Diary: Something tells me that today is going to be the longest day of my life…

So I had a bit of a rude awakening this morning when I woke up. My morning routine started as usual, me rolling around in bed for about a half hour not wanting to actually wake up, saying a morning prayer (I really needed it today), taking my ‘One-a-day’ gummy vitamins which are conveniently next to my bed and then, once my brain is fully alert and my eyes well-adjusted to the sunlight shining in through my window, I checked my email. I was already expecting an email from the manager of my school in Korea answering a few of my questions that I had sent her 2 days ago. However there were 3 emails from her and the one that immediately caught my eye was the one whose subject line read: “It is urgent (From YBM ECC) Your flight schedule is changed!!!” And as you would expect from reading that, my original flight, which was scheduled for March 21st, is now changed for March 20th at 5:30am! So basically, I have to be ready to go to the airport tonight! And while it may not seem like a big deal to most people, for me, someone who leaves EVERYTHING to the last minute and likes to procrastinate, this is extremely unsettling news. I have been forced into PANIC-MODE!

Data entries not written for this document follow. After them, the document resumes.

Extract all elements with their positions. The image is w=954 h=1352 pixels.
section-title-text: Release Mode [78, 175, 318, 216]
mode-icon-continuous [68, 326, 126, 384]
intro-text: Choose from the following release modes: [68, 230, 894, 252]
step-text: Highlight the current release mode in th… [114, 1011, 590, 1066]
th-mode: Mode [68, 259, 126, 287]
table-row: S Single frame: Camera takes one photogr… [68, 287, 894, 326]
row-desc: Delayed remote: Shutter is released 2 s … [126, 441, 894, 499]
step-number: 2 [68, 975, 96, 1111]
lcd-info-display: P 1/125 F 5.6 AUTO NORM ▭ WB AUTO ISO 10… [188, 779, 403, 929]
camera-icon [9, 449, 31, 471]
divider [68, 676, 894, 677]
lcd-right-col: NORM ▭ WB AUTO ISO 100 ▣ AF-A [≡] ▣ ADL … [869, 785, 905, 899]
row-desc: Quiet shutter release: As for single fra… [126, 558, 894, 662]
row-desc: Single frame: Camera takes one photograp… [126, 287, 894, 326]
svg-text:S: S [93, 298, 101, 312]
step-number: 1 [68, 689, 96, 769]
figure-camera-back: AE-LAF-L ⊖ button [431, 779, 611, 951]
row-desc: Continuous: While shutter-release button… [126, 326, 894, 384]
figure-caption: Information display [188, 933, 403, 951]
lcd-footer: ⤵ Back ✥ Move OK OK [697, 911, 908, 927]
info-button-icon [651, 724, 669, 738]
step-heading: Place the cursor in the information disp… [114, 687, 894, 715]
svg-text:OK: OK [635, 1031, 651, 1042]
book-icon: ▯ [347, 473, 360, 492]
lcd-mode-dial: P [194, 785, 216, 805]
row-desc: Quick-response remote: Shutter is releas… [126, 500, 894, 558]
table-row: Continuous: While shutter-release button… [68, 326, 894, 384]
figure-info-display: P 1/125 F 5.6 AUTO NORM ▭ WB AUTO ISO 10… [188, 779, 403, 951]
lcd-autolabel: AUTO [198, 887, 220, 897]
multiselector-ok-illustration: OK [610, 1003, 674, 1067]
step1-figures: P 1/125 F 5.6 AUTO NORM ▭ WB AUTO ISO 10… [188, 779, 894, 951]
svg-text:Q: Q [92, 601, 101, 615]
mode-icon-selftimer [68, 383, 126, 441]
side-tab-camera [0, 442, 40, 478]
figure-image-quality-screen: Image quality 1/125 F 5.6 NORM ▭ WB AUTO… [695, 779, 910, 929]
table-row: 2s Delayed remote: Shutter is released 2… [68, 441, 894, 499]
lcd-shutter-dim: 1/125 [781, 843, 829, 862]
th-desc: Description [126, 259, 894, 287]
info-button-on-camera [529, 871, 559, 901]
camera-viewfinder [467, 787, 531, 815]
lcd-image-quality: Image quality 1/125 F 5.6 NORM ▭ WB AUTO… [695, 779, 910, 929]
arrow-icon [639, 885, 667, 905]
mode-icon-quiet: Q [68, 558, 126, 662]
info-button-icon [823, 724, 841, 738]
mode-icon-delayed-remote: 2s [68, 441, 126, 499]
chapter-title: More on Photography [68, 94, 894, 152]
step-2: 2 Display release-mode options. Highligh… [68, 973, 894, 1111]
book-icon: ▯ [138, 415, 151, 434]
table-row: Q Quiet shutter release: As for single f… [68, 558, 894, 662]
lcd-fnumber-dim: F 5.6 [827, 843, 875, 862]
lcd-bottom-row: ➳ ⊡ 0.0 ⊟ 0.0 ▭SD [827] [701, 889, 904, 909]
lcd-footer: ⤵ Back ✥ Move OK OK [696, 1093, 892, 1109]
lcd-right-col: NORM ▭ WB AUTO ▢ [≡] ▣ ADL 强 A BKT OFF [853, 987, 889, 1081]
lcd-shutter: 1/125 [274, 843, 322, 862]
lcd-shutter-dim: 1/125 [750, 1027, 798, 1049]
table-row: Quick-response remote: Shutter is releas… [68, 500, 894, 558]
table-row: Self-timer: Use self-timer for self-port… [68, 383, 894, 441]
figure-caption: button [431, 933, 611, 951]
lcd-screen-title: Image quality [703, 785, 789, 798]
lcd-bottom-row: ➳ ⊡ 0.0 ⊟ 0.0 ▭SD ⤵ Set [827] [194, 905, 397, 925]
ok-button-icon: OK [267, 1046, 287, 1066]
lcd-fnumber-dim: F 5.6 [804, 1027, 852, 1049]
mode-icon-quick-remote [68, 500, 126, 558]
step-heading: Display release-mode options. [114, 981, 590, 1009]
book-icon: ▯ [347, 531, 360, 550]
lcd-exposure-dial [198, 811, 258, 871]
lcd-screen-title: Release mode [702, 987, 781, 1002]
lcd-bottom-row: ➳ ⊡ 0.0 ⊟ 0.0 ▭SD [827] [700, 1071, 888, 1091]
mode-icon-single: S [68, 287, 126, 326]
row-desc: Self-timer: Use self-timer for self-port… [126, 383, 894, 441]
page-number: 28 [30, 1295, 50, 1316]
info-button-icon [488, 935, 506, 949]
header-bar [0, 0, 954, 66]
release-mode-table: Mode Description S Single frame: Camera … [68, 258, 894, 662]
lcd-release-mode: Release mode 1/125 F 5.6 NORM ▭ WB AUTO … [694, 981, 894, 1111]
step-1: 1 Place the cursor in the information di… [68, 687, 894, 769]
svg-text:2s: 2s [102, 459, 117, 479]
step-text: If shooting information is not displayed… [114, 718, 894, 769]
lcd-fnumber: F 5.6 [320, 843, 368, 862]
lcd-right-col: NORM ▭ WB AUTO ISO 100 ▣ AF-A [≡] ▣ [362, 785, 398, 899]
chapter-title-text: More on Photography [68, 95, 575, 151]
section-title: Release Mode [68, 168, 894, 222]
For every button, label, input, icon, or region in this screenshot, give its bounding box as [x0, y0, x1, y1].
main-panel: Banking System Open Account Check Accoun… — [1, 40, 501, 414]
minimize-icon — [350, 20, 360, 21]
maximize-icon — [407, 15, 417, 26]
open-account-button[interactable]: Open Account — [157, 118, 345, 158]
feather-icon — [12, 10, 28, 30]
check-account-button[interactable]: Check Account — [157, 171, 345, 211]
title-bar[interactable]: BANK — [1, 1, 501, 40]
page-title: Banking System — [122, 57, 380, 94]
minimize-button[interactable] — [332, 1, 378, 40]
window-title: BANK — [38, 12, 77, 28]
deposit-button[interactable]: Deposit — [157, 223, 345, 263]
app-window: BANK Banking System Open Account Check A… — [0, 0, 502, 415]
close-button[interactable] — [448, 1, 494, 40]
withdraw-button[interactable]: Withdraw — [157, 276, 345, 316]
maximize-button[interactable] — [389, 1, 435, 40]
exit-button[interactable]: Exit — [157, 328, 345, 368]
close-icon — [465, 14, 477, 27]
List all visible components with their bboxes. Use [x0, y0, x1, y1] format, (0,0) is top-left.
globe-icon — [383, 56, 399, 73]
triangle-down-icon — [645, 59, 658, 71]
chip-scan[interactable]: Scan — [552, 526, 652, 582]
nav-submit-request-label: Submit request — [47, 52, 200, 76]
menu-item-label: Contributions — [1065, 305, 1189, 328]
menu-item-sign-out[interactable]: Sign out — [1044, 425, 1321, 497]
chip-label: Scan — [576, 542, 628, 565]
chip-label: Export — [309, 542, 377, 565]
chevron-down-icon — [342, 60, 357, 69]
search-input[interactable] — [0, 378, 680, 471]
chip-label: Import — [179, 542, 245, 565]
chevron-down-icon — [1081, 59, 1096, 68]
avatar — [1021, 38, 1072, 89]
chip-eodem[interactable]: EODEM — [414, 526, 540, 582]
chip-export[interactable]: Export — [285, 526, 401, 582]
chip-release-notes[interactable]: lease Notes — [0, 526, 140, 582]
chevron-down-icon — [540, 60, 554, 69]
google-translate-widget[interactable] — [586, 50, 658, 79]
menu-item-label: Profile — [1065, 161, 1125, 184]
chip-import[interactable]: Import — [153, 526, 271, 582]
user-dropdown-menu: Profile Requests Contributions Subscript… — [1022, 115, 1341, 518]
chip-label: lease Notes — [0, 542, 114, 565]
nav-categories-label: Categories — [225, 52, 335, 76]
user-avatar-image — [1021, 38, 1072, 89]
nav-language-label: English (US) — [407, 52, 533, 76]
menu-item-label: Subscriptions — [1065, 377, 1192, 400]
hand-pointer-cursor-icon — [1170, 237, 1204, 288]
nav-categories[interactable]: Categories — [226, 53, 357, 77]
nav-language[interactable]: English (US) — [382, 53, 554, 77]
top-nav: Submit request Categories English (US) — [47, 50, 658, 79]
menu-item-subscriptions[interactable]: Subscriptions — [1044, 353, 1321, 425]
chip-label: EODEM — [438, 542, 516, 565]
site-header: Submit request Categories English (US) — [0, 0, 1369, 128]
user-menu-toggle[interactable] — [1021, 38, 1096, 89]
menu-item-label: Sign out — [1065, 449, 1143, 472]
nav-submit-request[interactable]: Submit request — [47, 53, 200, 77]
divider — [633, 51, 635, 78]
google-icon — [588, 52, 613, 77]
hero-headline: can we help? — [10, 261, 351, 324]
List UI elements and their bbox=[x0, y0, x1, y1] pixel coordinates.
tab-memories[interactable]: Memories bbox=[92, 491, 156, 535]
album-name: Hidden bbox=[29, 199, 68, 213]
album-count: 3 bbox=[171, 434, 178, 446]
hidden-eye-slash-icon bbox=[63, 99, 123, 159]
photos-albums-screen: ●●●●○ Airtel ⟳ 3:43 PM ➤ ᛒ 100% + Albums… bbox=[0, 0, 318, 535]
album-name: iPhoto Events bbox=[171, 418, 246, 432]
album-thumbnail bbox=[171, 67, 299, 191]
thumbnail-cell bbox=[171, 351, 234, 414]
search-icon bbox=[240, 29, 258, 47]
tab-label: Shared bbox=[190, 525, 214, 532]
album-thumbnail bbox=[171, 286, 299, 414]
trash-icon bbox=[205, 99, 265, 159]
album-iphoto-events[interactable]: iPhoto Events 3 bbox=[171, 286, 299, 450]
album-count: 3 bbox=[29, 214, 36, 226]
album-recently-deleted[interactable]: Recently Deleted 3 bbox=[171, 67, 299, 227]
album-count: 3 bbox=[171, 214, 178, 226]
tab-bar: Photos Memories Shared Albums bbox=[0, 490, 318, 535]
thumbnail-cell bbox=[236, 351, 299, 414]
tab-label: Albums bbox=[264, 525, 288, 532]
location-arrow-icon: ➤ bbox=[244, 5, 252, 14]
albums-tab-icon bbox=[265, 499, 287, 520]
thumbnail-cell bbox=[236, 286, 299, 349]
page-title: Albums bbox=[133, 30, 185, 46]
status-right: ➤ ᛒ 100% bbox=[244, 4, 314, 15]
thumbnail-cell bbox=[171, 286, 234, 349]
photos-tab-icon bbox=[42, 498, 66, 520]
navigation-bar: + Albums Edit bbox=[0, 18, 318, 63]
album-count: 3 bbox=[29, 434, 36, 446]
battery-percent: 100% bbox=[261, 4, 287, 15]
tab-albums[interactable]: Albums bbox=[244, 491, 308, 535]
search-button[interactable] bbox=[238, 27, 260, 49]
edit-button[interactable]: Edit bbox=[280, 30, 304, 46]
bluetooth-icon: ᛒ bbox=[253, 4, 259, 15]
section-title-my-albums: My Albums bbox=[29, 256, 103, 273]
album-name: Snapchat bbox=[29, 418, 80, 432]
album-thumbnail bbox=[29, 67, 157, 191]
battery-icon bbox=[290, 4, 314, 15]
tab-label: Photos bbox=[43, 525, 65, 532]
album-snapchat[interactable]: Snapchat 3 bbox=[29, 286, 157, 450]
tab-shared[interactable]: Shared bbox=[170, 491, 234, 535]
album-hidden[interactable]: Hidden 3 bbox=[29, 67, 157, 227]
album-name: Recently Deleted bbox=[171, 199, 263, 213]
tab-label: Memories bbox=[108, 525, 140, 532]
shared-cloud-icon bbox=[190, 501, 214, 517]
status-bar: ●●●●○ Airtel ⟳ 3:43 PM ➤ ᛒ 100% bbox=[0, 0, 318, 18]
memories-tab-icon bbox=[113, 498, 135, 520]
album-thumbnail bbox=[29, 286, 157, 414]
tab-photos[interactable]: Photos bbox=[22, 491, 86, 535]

So basically, my anxiety level is through the roof, and I feel like i’m not mentally prepared for this long journey. It’s seriously going to take every bit of good out of me. Honestly, I don’t even have time to be writing this, why am I writing this?? Seriously! I have no time to be sitting around. Here’s whats going on in my head right now: I know I am going to end up forgetting something, I know that tonight I’m going to be crying my heart out as I leave my family behind for a year, I know I am going to be overtired from not sleeping on the plane, I know I’ll be stressed out running from flight to flight (Deer Lake -> Toronto -> Vancouver -> Tokyo -> Incheon) and also, I know I’ll be so nervous about the crazy week (of orientation) I’m going to have once I actually arrive in Korea. Just thinking about all of this makes me want to run and hide under my bed until it’s all over. I mean, I love travelling, airports don’t bother me, airplanes for the most part don’t bother me, unlike most people, I enjoy plane food, and I’m totally cool and experienced with travelling alone… but for some reason, right here, right now, all of this stuff seems overwhelming and impossible.

My life here at home as of late has been me lazing around all day and eating whatever I want whenever I want and hanging out with my family. My stress level is non-existent. So being exposed to all of this at once is going to be really hard on me since I’m not used to it but I’m sure I’ll make it.

As far as whats left to do: Finish packing, shower, visit my Nan (who is 92 years old ㅠㅠ) give her the cookies I made her and have a cup of tea with her, briefly meet up with one of my friends, buy some last minute things at the drugstore, charge up all of my things, and get my Dad to finish fixing my glasses. I think that’s all. I hope that’s all!

I’m not sure when I’ll update this again, maybe when I arrive in Korea. Wish me luck on my travels, I’ll seriously need it!